I grossisti, sia all’interno sia all’esterno del mercato di Gikomba, trattano direttamente con broker per acquistare le loro balle. Il prezzo varia in base al tipo di vestiti e alla loro condizione. Le balle si differenziano in due principali tipologie, le prime contenenti una specifica tipologia di indumenti, mentre le seconde, cosiddette “tropical mix”, composte da un misto di indumenti per uomo, donna e bambini. Entrambe vengono poi classificate in base al pregio degli indumenti al loro interno.

Grossisti smistano le balle presso il loro magazzino prima di venderle ai venditori locali.
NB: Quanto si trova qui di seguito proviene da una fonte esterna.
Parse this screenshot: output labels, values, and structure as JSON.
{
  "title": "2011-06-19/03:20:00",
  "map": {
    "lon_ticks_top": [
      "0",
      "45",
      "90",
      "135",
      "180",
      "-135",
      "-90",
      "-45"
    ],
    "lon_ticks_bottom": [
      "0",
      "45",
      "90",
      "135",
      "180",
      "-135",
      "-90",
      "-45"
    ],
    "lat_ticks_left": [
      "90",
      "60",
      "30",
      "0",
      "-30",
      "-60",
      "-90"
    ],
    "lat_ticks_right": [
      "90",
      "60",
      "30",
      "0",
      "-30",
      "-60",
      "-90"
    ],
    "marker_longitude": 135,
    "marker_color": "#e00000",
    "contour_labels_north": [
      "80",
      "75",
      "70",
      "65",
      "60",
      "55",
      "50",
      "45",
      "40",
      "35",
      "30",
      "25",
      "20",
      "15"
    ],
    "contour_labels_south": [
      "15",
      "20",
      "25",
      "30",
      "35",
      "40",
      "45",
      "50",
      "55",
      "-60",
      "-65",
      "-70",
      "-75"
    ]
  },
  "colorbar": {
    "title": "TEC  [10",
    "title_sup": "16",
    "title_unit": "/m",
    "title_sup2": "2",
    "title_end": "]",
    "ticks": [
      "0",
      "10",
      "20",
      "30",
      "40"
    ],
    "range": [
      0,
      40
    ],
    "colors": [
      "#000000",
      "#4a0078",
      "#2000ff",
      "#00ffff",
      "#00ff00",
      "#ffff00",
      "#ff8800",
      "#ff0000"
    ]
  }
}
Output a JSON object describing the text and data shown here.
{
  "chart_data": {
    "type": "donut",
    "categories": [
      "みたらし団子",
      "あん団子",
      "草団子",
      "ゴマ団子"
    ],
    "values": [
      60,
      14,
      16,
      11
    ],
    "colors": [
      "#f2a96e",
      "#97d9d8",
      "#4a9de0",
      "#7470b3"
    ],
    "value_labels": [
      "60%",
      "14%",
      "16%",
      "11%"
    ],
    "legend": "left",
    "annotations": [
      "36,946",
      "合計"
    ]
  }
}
Nairobi (Kenya) – 2022

La problematica principale sviluppatasi nel corso degli ultimi anni riguarda la scarsa qualità degli indumenti contenuti, in parte dovuta all’ascesa del fast fashion e alla sovrapproduzione. Parte di questo problema viene arginato, per quanto possibile, ricorrendo all’uso di artigiani che si occupano di riparare i capi, nonostante ciò circa il 50% del contenuto di ogni mitumba è però destinato alle enormi discariche a cielo aperto.

Lavoratori della discarica di Dandora, una delle piĂą grandi d’Africa. Nairobi (Kenya) – 2022

Ed è anche per questo motivo che sempre a Nairobi si trova la discarica di Dandora, con un estensione di oltre 2,5 chilometri quadrati di terreno ricoperto da scarti e destinazione di circa 850 tonnellate di rifiuti ogni giorno. Un universo a parte con una sua vita intensa: migliaia di persone infatti lavorano nella discarica. Raccolgono, puliscono e smistano rifiuti a mani nude.

Al contrario di vetro e plastica, che grazie alla loro raccolta vengono trasformati in fonte di guadagno da parte dei lavoratori della discarica, i rifiuti tessili, quasi esclusivamente composti da fibre sintetiche, si accumulano giorno dopo giorno andando a formare montagne di rifiuti che, anche a causa di incendi naturali, contribuiscono a rilasciare sostanze tossiche nell’aria e nel terreno. L’import di vestiti di seconda mano è un tema molto dibattuto tra i Paesi facenti parte della Comunità dell’Africa Orientale (Eac).